Le crime colle à la peau de la commissaire Frankie Sheehan. Mais à Clontarf, petite station balnéaire proche de Dublin, Frankie n’est pas la seule à être familière avec la mort…

Deux corps sont retrouvés dans l’église de la ville, sauvagement assassinés.

Un double meurtre qui coïncide étrangement avec la sortie de prison de Sean Hennessy, condamné dix-sept ans plus tôt pour le meurtre de ses parents alors qu’il était encore adolescent. Sean a toujours clamé son innocence ; et c’est cette version des faits qu’il entend défendre dans un documentaire télévisé en préparation.

Frankie le pressent : pour découvrir l’auteur du double meurtre de l’église, puis d’un nouvel assassinat tout aussi épouvantable, il va lui falloir comprendre ce qu’il s’est véritablement passé voilà dix-sept ans.

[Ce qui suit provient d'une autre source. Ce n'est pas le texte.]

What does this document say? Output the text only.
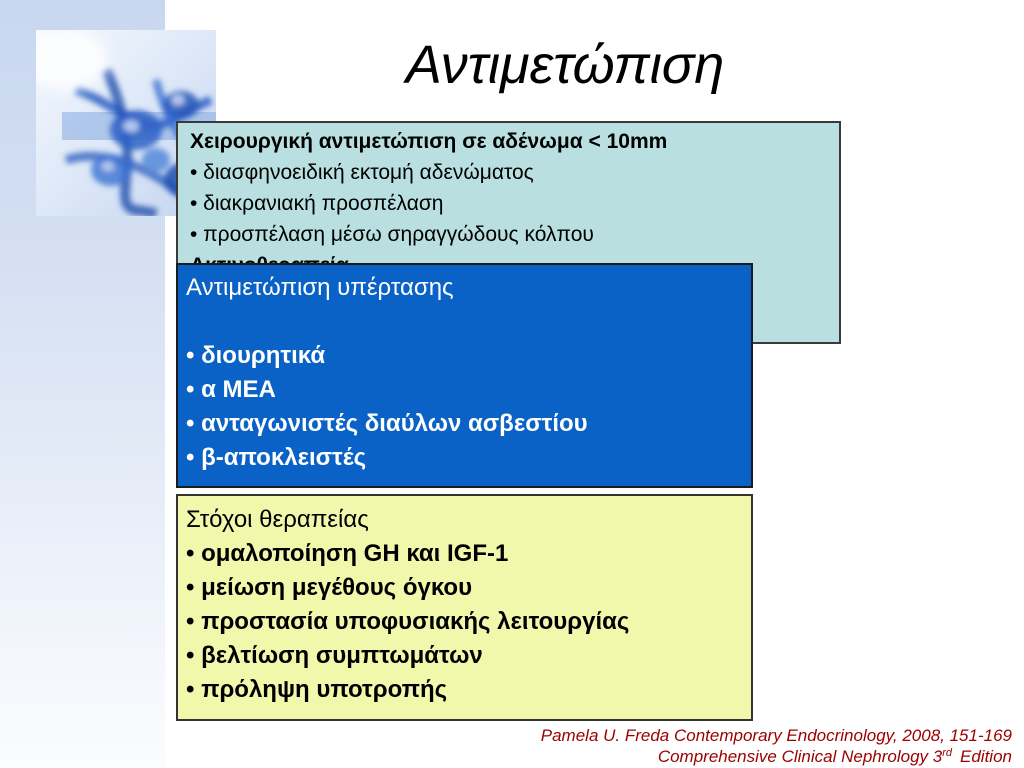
Αντιμετώπιση
Χειρουργική αντιμετώπιση σε αδένωμα < 10mm
• διασφηνοειδική εκτομή αδενώματος
• διακρανιακή προσπέλαση
• προσπέλαση μέσω σηραγγώδους κόλπου
Αντιμετώπιση υπέρτασης
• διουρητικά
• α ΜΕΑ
• ανταγωνιστές διαύλων ασβεστίου
• β-αποκλειστές
Στόχοι θεραπείας
• ομαλοποίηση GH και IGF-1
• μείωση μεγέθους όγκου
• προστασία υποφυσιακής λειτουργίας
• βελτίωση συμπτωμάτων
• πρόληψη υποτροπής
Pamela U. Freda Contemporary Endocrinology, 2008, 151-169
Comprehensive Clinical Nephrology 3rd Edition
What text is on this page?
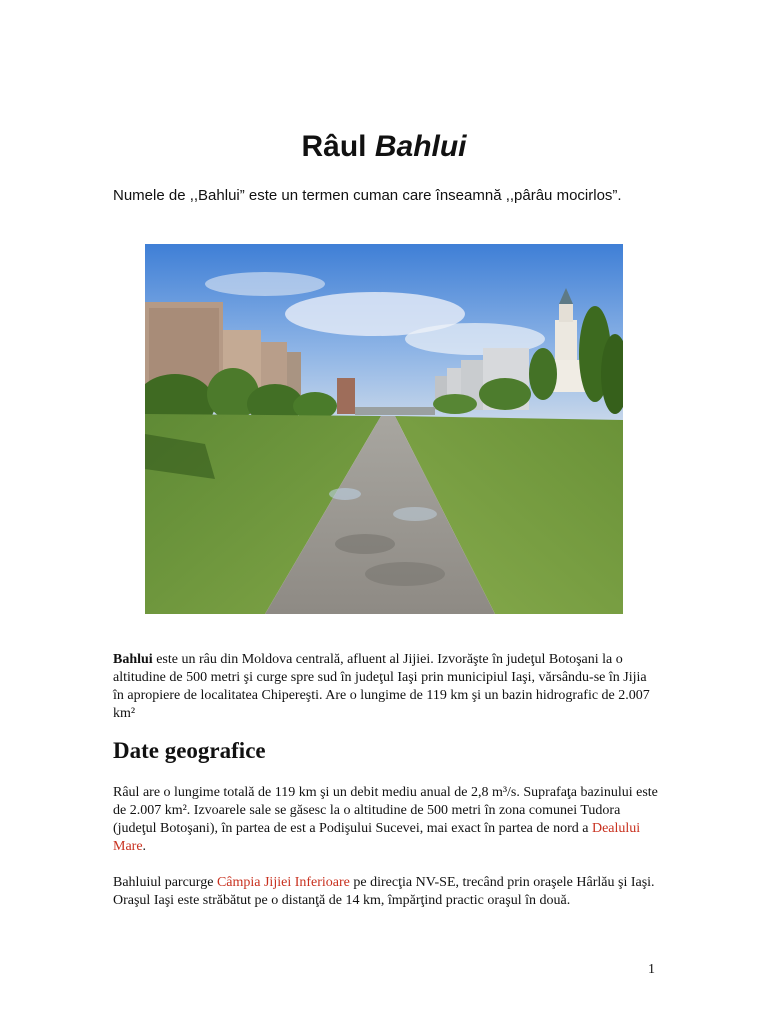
Râul Bahlui
Numele de ,,Bahlui” este un termen cuman care înseamnă ,,pârâu mocirlos”.
Bahlui este un râu din Moldova centrală, afluent al Jijiei. Izvorăşte în judeţul Botoşani la o altitudine de 500 metri şi curge spre sud în judeţul Iaşi prin municipiul Iaşi, vărsându-se în Jijia în apropiere de localitatea Chipereşti. Are o lungime de 119 km şi un bazin hidrografic de 2.007 km²
Date geografice
Râul are o lungime totală de 119 km şi un debit mediu anual de 2,8 m³/s. Suprafaţa bazinului este de 2.007 km². Izvoarele sale se găsesc la o altitudine de 500 metri în zona comunei Tudora (judeţul Botoşani), în partea de est a Podişului Sucevei, mai exact în partea de nord a Dealului Mare.
Bahluiul parcurge Câmpia Jijiei Inferioare pe direcţia NV-SE, trecând prin oraşele Hârlău şi Iaşi. Oraşul Iaşi este străbătut pe o distanţă de 14 km, împărţind practic oraşul în două.
1
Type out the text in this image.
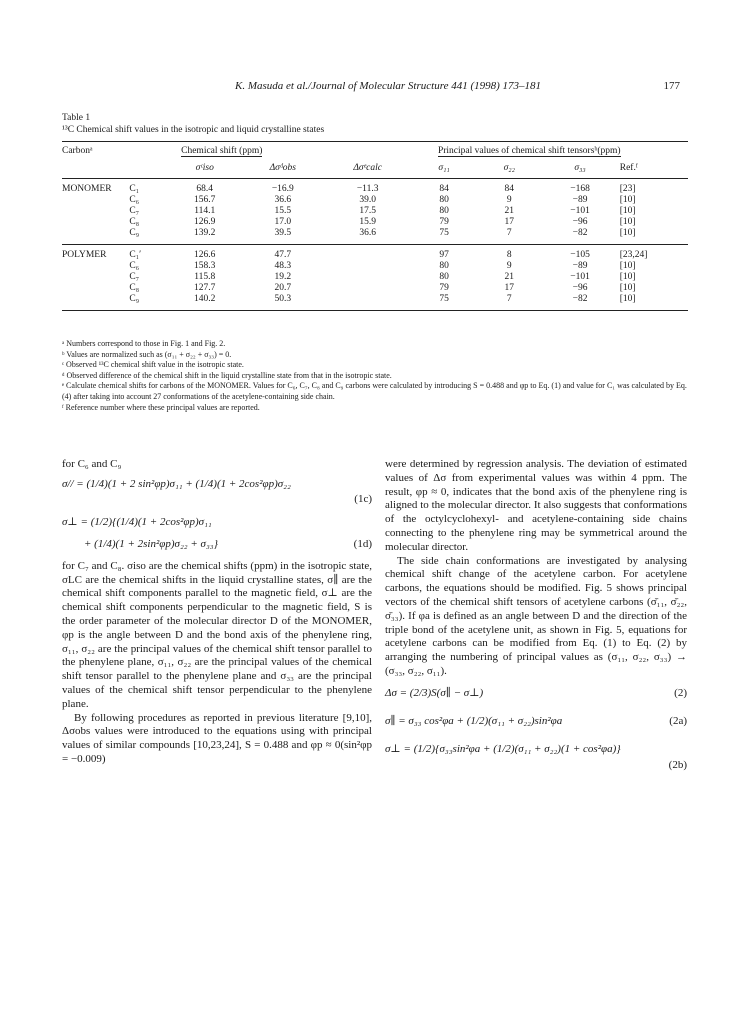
K. Masuda et al./Journal of Molecular Structure 441 (1998) 173–181	177
Table 1
¹³C Chemical shift values in the isotropic and liquid crystalline states
Carbonᵃ		Chemical shift (ppm)			Principal values of chemical shift tensorsᵇ(ppm)			
		σᶜiso	Δσᵈobs	Δσᵉcalc	σ₁₁	σ₂₂	σ₃₃	Ref.ᶠ
MONOMER	C₁	68.4	−16.9	−11.3	84	84	−168	[23]
	C₆	156.7	36.6	39.0	80	9	−89	[10]
	C₇	114.1	15.5	17.5	80	21	−101	[10]
	C₈	126.9	17.0	15.9	79	17	−96	[10]
	C₉	139.2	39.5	36.6	75	7	−82	[10]
POLYMER	C₁′	126.6	47.7		97	8	−105	[23,24]
	C₆	158.3	48.3		80	9	−89	[10]
	C₇	115.8	19.2		80	21	−101	[10]
	C₈	127.7	20.7		79	17	−96	[10]
	C₉	140.2	50.3		75	7	−82	[10]
ᵃ Numbers correspond to those in Fig. 1 and Fig. 2.
ᵇ Values are normalized such as (σ₁₁ + σ₂₂ + σ₃₃) = 0.
ᶜ Observed ¹³C chemical shift value in the isotropic state.
ᵈ Observed difference of the chemical shift in the liquid crystalline state from that in the isotropic state.
ᵉ Calculate chemical shifts for carbons of the MONOMER. Values for C₆, C₇, C₈ and C₉ carbons were calculated by introducing S = 0.488 and φp to Eq. (1) and value for C₁ was calculated by Eq. (4) after taking into account 27 conformations of the acetylene-containing side chain.
ᶠ Reference number where these principal values are reported.

for C₆ and C₉

σ// = (1/4)(1 + 2 sin²φp)σ₁₁ + (1/4)(1 + 2cos²φp)σ₂₂
(1c)
σ⊥ = (1/2){(1/4)(1 + 2cos²φp)σ₁₁
+ (1/4)(1 + 2sin²φp)σ₂₂ + σ₃₃}	(1d)

for C₇ and C₈. σiso are the chemical shifts (ppm) in the isotropic state, σLC are the chemical shifts in the liquid crystalline states, σ∥ are the chemical shift components parallel to the magnetic field, σ⊥ are the chemical shift components perpendicular to the magnetic field, S is the order parameter of the molecular director D of the MONOMER, φp is the angle between D and the bond axis of the phenylene ring, σ₁₁, σ₂₂ are the principal values of the chemical shift tensor parallel to the phenylene plane, σ₁₁, σ₂₂ are the principal values of the chemical shift tensor parallel to the phenylene plane and σ₃₃ are the principal values of the chemical shift tensor perpendicular to the phenylene plane.

By following procedures as reported in previous literature [9,10], Δσobs values were introduced to the equations using with principal values of similar compounds [10,23,24], S = 0.488 and φp ≈ 0(sin²φp = −0.009)

were determined by regression analysis. The deviation of estimated values of Δσ from experimental values was within 4 ppm. The result, φp ≈ 0, indicates that the bond axis of the phenylene ring is aligned to the molecular director. It also suggests that conformations of the octylcyclohexyl- and acetylene-containing side chains connecting to the phenylene ring may be symmetrical around the molecular director.

The side chain conformations are investigated by analysing chemical shift change of the acetylene carbon. For acetylene carbons, the equations should be modified. Fig. 5 shows principal vectors of the chemical shift tensors of acetylene carbons (σ̄₁₁, σ̄₂₂, σ̄₃₃). If φa is defined as an angle between D and the direction of the triple bond of the acetylene unit, as shown in Fig. 5, equations for acetylene carbons can be modified from Eq. (1) to Eq. (2) by arranging the numbering of principal values as (σ₁₁, σ₂₂, σ₃₃) → (σ₃₃, σ₂₂, σ₁₁).

Δσ = (2/3)S(σ∥ − σ⊥)	(2)
σ∥ = σ₃₃ cos²φa + (1/2)(σ₁₁ + σ₂₂)sin²φa	(2a)
σ⊥ = (1/2){σ₃₃sin²φa + (1/2)(σ₁₁ + σ₂₂)(1 + cos²φa)}
(2b)
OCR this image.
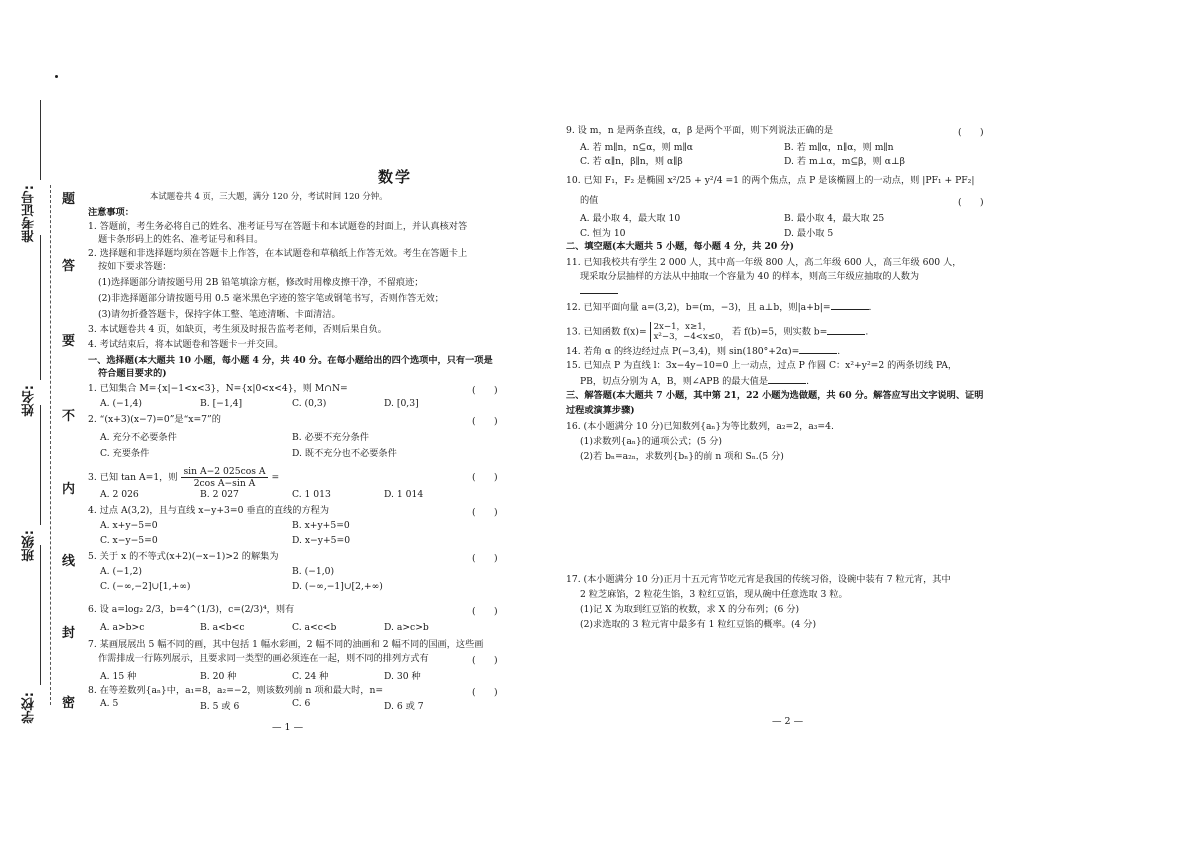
学校:
班级:
姓名:
准考证号: 题
答
要
不
内
线
封
密
数学
本试题卷共 4 页，三大题，满分 120 分，考试时间 120 分钟。
注意事项：
1. 答题前，考生务必将自己的姓名、准考证号写在答题卡和本试题卷的封面上，并认真核对答
题卡条形码上的姓名、准考证号和科目。
2. 选择题和非选择题均须在答题卡上作答，在本试题卷和草稿纸上作答无效。考生在答题卡上
按如下要求答题：
(1)选择题部分请按题号用 2B 铅笔填涂方框，修改时用橡皮擦干净，不留痕迹；
(2)非选择题部分请按题号用 0.5 毫米黑色字迹的签字笔或钢笔书写，否则作答无效；
(3)请勿折叠答题卡，保持字体工整、笔迹清晰、卡面清洁。
3. 本试题卷共 4 页，如缺页，考生须及时报告监考老师，否则后果自负。
4. 考试结束后，将本试题卷和答题卡一并交回。
一、选择题(本大题共 10 小题，每小题 4 分，共 40 分。在每小题给出的四个选项中，只有一项是
符合题目要求的)
1. 已知集合 M={x|−1<x<3}，N={x|0<x<4}，则 M∩N=	(　　)
A. (−1,4)	B. [−1,4]	C. (0,3)	D. [0,3]
2. “(x+3)(x−7)=0”是“x=7”的	(　　)
A. 充分不必要条件	B. 必要不充分条件
C. 充要条件	D. 既不充分也不必要条件
3. 已知 tan A=1，则 $\frac{\text{sin A−2 025cos A}}{\text{2cos A−sin A}}$ =	(　　)
A. 2 026	B. 2 027	C. 1 013	D. 1 014
4. 过点 A(3,2)，且与直线 x−y+3=0 垂直的直线的方程为	(　　)
A. x+y−5=0	B. x+y+5=0
C. x−y−5=0	D. x−y+5=0
5. 关于 x 的不等式(x+2)(−x−1)>2 的解集为	(　　)
A. (−1,2)	B. (−1,0)
C. (−∞,−2]∪[1,+∞)	D. (−∞,−1]∪[2,+∞)
6. 设 a=log₂ 2/3，b=4^(1/3)，c=(2/3)⁴，则有	(　　)
A. a>b>c	B. a<b<c	C. a<c<b	D. a>c>b
7. 某画展展出 5 幅不同的画，其中包括 1 幅水彩画，2 幅不同的油画和 2 幅不同的国画，这些画
作需排成一行陈列展示，且要求同一类型的画必须连在一起，则不同的排列方式有	(　　)
A. 15 种	B. 20 种	C. 24 种	D. 30 种
8. 在等差数列{aₙ}中，a₁=8，a₂=−2，则该数列前 n 项和最大时，n=	(　　)
A. 5	B. 5 或 6	C. 6	D. 6 或 7
— 1 —
9. 设 m，n 是两条直线，α，β 是两个平面，则下列说法正确的是	(　　)
A. 若 m∥n，n⊆α，则 m∥α	B. 若 m∥α，n∥α，则 m∥n
C. 若 α∥n，β∥n，则 α∥β	D. 若 m⊥α，m⊆β，则 α⊥β
10. 已知 F₁，F₂ 是椭圆 x²/25 + y²/4 =1 的两个焦点，点 P 是该椭圆上的一动点，则 |PF₁ + PF₂|
的值	(　　)
A. 最小取 4，最大取 10	B. 最小取 4，最大取 25
C. 恒为 10	D. 最小取 5
二、填空题(本大题共 5 小题，每小题 4 分，共 20 分)
11. 已知我校共有学生 2 000 人，其中高一年级 800 人，高二年级 600 人，高三年级 600 人，
现采取分层抽样的方法从中抽取一个容量为 40 的样本，则高三年级应抽取的人数为
12. 已知平面向量 a=(3,2)，b=(m，−3)，且 a⊥b，则|a+b|=	.
13. 已知函数 f(x)= 2x−1，x≥1，
x²−3，−4<x≤0， 若 f(b)=5，则实数 b=	.
14. 若角 α 的终边经过点 P(−3,4)，则 sin(180°+2α)=	.
15. 已知点 P 为直线 l：3x−4y−10=0 上一动点，过点 P 作圆 C：x²+y²=2 的两条切线 PA，
PB，切点分别为 A，B，则∠APB 的最大值是	.
三、解答题(本大题共 7 小题，其中第 21，22 小题为选做题，共 60 分。解答应写出文字说明、证明
过程或演算步骤)
16. (本小题满分 10 分)已知数列{aₙ}为等比数列，a₂=2，a₃=4.
(1)求数列{aₙ}的通项公式；(5 分)
(2)若 bₙ=a₂ₙ，求数列{bₙ}的前 n 项和 Sₙ.(5 分)
17. (本小题满分 10 分)正月十五元宵节吃元宵是我国的传统习俗，设碗中装有 7 粒元宵，其中
2 粒芝麻馅，2 粒花生馅，3 粒红豆馅，现从碗中任意选取 3 粒。
(1)记 X 为取到红豆馅的枚数，求 X 的分布列；(6 分)
(2)求选取的 3 粒元宵中最多有 1 粒红豆馅的概率。(4 分)
— 2 —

Et percer les mystères qui relient entre eux, par-delà les années, les cadavres de Clontarf.

Origine Irlande
Éditions Hugo & Cie
Date 3 octobre 2019
Traduction Vincent GUILLUY
Pages 395
ISBN 9782755641820
Prix 19,95 €

L’AVIS DE CATHIE L.

Olivia Kiernan est une romancière et blogger irlandaise née dans le comté de Meath. Elle a obtenu un diplôme en écriture créative à l’université du Sussex. Elle vit actuellement en Angleterre.

Le roman

Les liens du sang, The Killer in me dans la version originale parue en avril 2019, a été publié en octobre 2019 par les éditions Hugo thriller. Le style est net, direct, un peu brut parfois, mais le ton intimiste est tout simplement addictif… comme tout le roman d’ailleurs! Le récit est raconté à la première personne au présent, du point de vue du commissaire Sheehan qui raconte les étapes de son enquête chronologiquement. => Cette immédiateté de l’action que l’on suit en direct crée un suspense parfois à la limite du soutenable.

Le rythme, dans lequel chaque détail compte, est volontairement lent ; une telle enquête ne pouvant se résoudre en deux temps trois mouvements, l’auteur respecte l’allure des investigations de l’équipe d’enquêteurs : « Je tends la main, le laisse me précéder dans l’église. Il hésite, échange un regard inquiet avec madame Berry, prêt à changer d’avis un court instant. Puis avec une tape de réconfort sur le bras de la vieille dame, il se ressaisit et s’avance vers l’église. Je sais exactement à quel moment il découvre les corps. Il ralentit l’allure, le rythme de ses pas se perd. Il plie le bras, se couvre la bouche. » (Page 35)… « Je prends la cassette, la retourne. Au dos, une étiquette jaune adhésive: Interrogatoire de Sean Hennessy, 13 août 1995. Je me lève et retourne dans ma chambre. Au fond de ma penderie, je déniche un vieux lecteur de cassettes. Je le ramène au salon, le dépose sur la table basse, souffle sur les boutons pour le dépoussiérer, et j’y insère la cassette. Je pets mon téléphone en mode enregistrement, et je lance la lecture. » (Page 208) => On a envie d’appuyer sur la touche « Avance rapide », de secouer Frankie et de lui dire : « Allez, dépêche-toi !! Je veux savoir la suite !! »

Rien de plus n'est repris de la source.